Abstract

Surgery on cirrhotic livers is fraught with complications, and many surgeons refrain from operating on patients with cirrhosis. Surgical procedures include temporal occlusion of blood flow resulting in ischemia. The mechanisms of protective strategies to prevent ischemic injury in patients with cirrhosis are not fully understood. The aim of this study was to evaluate how the cirrhotic liver tolerates an ischemic insult, whether mechanisms other than those observed in the normal liver are active, and whether intermittent clamping and preconditioning, which are known as safe surgical strategies in normal and steatotic livers, confer protection to the cirrhotic liver. We applied partial hepatic inflow occlusion to cirrhotic mice fed carbon tetrachloride according to different vascular occlusion protocols: intermittent clamping with 15 or 30 minute cycles of ischemia or ischemic preconditioning prior to 60 or 75 minutes of ischemia.

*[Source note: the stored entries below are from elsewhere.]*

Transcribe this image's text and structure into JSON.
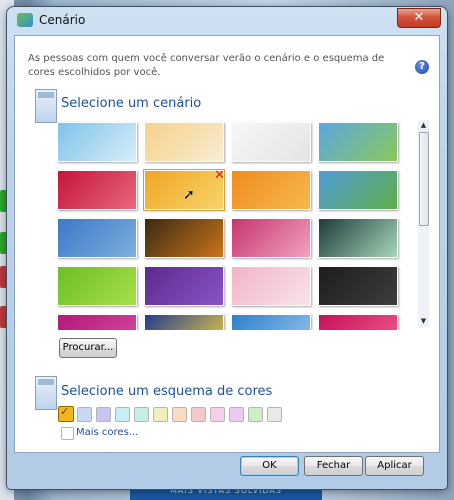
{
  "window": {
    "title": "Cenário",
    "close_label": "✕"
  },
  "description": "As pessoas com quem você conversar verão o cenário e o esquema de cores escolhidos por você.",
  "help_label": "?",
  "scene_section": {
    "title": "Selecione um cenário",
    "browse_button": "Procurar...",
    "thumbnails": [
      {
        "colors": [
          "#7fc2ea",
          "#d7eef9"
        ],
        "style": "sky"
      },
      {
        "colors": [
          "#f6d18c",
          "#f7ecd1"
        ],
        "style": "dots"
      },
      {
        "colors": [
          "#f7f7f7",
          "#e4e4e4"
        ],
        "style": "white"
      },
      {
        "colors": [
          "#59a7e0",
          "#8cc85a"
        ],
        "style": "field"
      },
      {
        "colors": [
          "#c4143d",
          "#e9677b"
        ],
        "style": "red"
      },
      {
        "colors": [
          "#f2a623",
          "#f7d36c"
        ],
        "style": "gold"
      },
      {
        "colors": [
          "#f08d1d",
          "#f6b850"
        ],
        "style": "orange"
      },
      {
        "colors": [
          "#4f9bd8",
          "#5fae45"
        ],
        "style": "green"
      },
      {
        "colors": [
          "#3b78c6",
          "#7faedf"
        ],
        "style": "blue"
      },
      {
        "colors": [
          "#3b2a12",
          "#c8741c"
        ],
        "style": "autumn"
      },
      {
        "colors": [
          "#c6356f",
          "#f3a2c2"
        ],
        "style": "pink"
      },
      {
        "colors": [
          "#1f3c3a",
          "#a6d6b8"
        ],
        "style": "teal"
      },
      {
        "colors": [
          "#6cbe23",
          "#a7df4d"
        ],
        "style": "lime"
      },
      {
        "colors": [
          "#5b2a8d",
          "#8b53c6"
        ],
        "style": "purple"
      },
      {
        "colors": [
          "#f1b4c6",
          "#f9e3ea"
        ],
        "style": "rose"
      },
      {
        "colors": [
          "#1d1d1d",
          "#3d3d3d"
        ],
        "style": "black"
      },
      {
        "colors": [
          "#b2197a",
          "#d84aa5"
        ],
        "style": "magenta"
      },
      {
        "colors": [
          "#233c8c",
          "#f0d040"
        ],
        "style": "navy"
      },
      {
        "colors": [
          "#2d80cc",
          "#9cc5ea"
        ],
        "style": "blue2"
      },
      {
        "colors": [
          "#c8105a",
          "#ef5d8f"
        ],
        "style": "crimson"
      }
    ],
    "selected_index": 5
  },
  "color_section": {
    "title": "Selecione um esquema de cores",
    "swatches": [
      "#f3b51b",
      "#c9d8f2",
      "#c9c5f3",
      "#c8eef5",
      "#c5f1e4",
      "#f1f0bd",
      "#f6dcc4",
      "#f3c8c8",
      "#f5cfe7",
      "#ecc9f3",
      "#ccf0c4",
      "#e9e9e9"
    ],
    "checked_index": 0,
    "more_colors_label": "Mais cores..."
  },
  "buttons": {
    "ok": "OK",
    "close": "Fechar",
    "apply": "Aplicar"
  },
  "background": {
    "bottom_text": "MAIS VISTAS SOLVIDAS"
  }
}
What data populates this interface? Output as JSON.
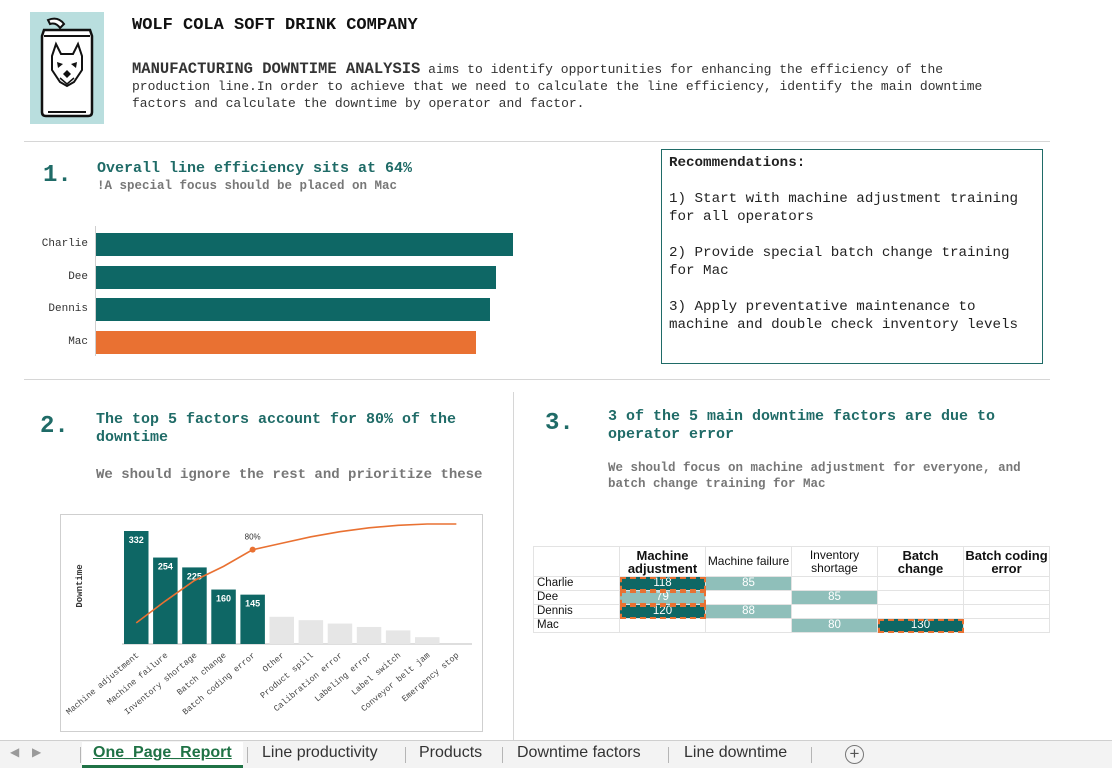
{
  "header": {
    "company": "WOLF COLA SOFT DRINK COMPANY",
    "intro_title": "MANUFACTURING DOWNTIME ANALYSIS",
    "intro_text": " aims to identify opportunities for enhancing the efficiency of the production line.In order to achieve that we need to calculate the line efficiency, identify the main downtime factors and calculate the downtime by operator and factor."
  },
  "section1": {
    "number": "1.",
    "heading": "Overall line efficiency sits at 64%",
    "subheading": "!A special focus should be placed on Mac"
  },
  "recommendations": {
    "title": "Recommendations:",
    "items": [
      "1) Start with machine adjustment training for all operators",
      "2) Provide special batch change training for Mac",
      "3) Apply preventative maintenance to machine and double check inventory levels"
    ]
  },
  "section2": {
    "number": "2.",
    "heading": "The top 5 factors account for 80% of the downtime",
    "subheading": "We should ignore the rest and prioritize these"
  },
  "section3": {
    "number": "3.",
    "heading": "3 of the 5 main downtime factors are due to operator error",
    "subheading": "We should focus on machine adjustment for everyone, and batch change training for Mac"
  },
  "chart_data": [
    {
      "type": "bar",
      "orientation": "horizontal",
      "categories": [
        "Charlie",
        "Dee",
        "Dennis",
        "Mac"
      ],
      "values": [
        0.695,
        0.667,
        0.657,
        0.633
      ],
      "colors": [
        "#0e6765",
        "#0e6765",
        "#0e6765",
        "#e97132"
      ],
      "xlim": [
        0,
        1
      ]
    },
    {
      "type": "bar",
      "categories": [
        "Machine adjustment",
        "Machine failure",
        "Inventory shortage",
        "Batch change",
        "Batch coding error",
        "Other",
        "Product spill",
        "Calibration error",
        "Labeling error",
        "Label switch",
        "Conveyor belt jam",
        "Emergency stop"
      ],
      "values": [
        332,
        254,
        225,
        160,
        145,
        80,
        70,
        60,
        50,
        40,
        20,
        0
      ],
      "labeled_count": 5,
      "cumulative_pct": [
        0.23,
        0.4,
        0.56,
        0.67,
        0.8,
        0.85,
        0.9,
        0.94,
        0.97,
        0.99,
        1.0,
        1.0
      ],
      "cumulative_label": "80%",
      "ylabel": "Downtime",
      "highlight_color": "#0e6765",
      "muted_color": "#e6e6e6",
      "line_color": "#e97132"
    },
    {
      "type": "table",
      "columns": [
        "Machine adjustment",
        "Machine failure",
        "Inventory shortage",
        "Batch change",
        "Batch coding error"
      ],
      "rows": [
        {
          "name": "Charlie",
          "values": [
            "118",
            "85",
            "",
            "",
            ""
          ]
        },
        {
          "name": "Dee",
          "values": [
            "79",
            "",
            "85",
            "",
            ""
          ]
        },
        {
          "name": "Dennis",
          "values": [
            "120",
            "88",
            "",
            "",
            ""
          ]
        },
        {
          "name": "Mac",
          "values": [
            "",
            "",
            "80",
            "130",
            ""
          ]
        }
      ]
    }
  ],
  "tabs": {
    "active": "One_Page_Report",
    "others": [
      "Line productivity",
      "Products",
      "Downtime factors",
      "Line downtime"
    ]
  }
}
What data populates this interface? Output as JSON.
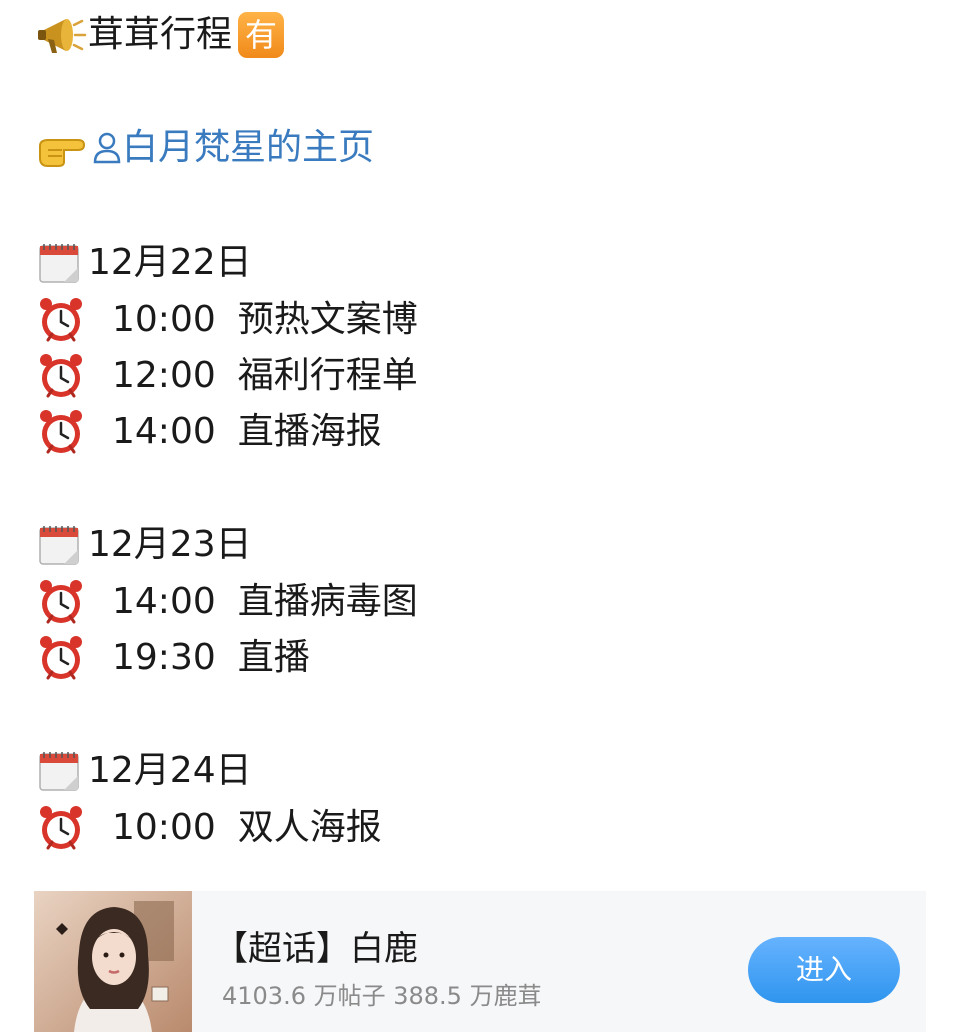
{
  "post": {
    "title": "茸茸行程",
    "badge": "有",
    "link_text": "白月梵星的主页",
    "icons": {
      "title": "megaphone-icon",
      "link_pointer": "pointing-right-hand-icon",
      "link_person": "person-icon",
      "date": "calendar-icon",
      "time": "alarm-clock-icon"
    },
    "days": [
      {
        "date": "12月22日",
        "events": [
          {
            "time": "10:00",
            "text": "预热文案博"
          },
          {
            "time": "12:00",
            "text": "福利行程单"
          },
          {
            "time": "14:00",
            "text": "直播海报"
          }
        ]
      },
      {
        "date": "12月23日",
        "events": [
          {
            "time": "14:00",
            "text": "直播病毒图"
          },
          {
            "time": "19:30",
            "text": "直播"
          }
        ]
      },
      {
        "date": "12月24日",
        "events": [
          {
            "time": "10:00",
            "text": "双人海报"
          }
        ]
      }
    ]
  },
  "card": {
    "title": "【超话】白鹿",
    "stats": "4103.6 万帖子  388.5 万鹿茸",
    "button_label": "进入"
  },
  "colors": {
    "link": "#3a7bbf",
    "badge": "#f39a2c",
    "button": "#3b9bf0",
    "card_bg": "#f6f7f9"
  }
}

Continuous ischemia (60 or 75 minutes) served as controls. The results showed that the cirrhotic liver was significantly more susceptible to 60 minutes of ischemia than the normal liver. Apoptosis was higher in the normal liver, whereas necrosis was a predominant feature in the cirrhotic liver. Both protocols of intermittent vascular occlusion and ischemic preconditioning dramatically prevented injury compared to continuous occlusion for 60 minutes. This protection was associated with reduced necrosis and apoptosis, and particularly reduced activation of the apoptotic pathway through mitochondria. In conclusion, this study extends the protective effects of ischemic preconditioning and intermittent clamping to the cirrhotic liver, highlighting a diminished apoptotic pathway with dramatic improvement in the development of necrosis.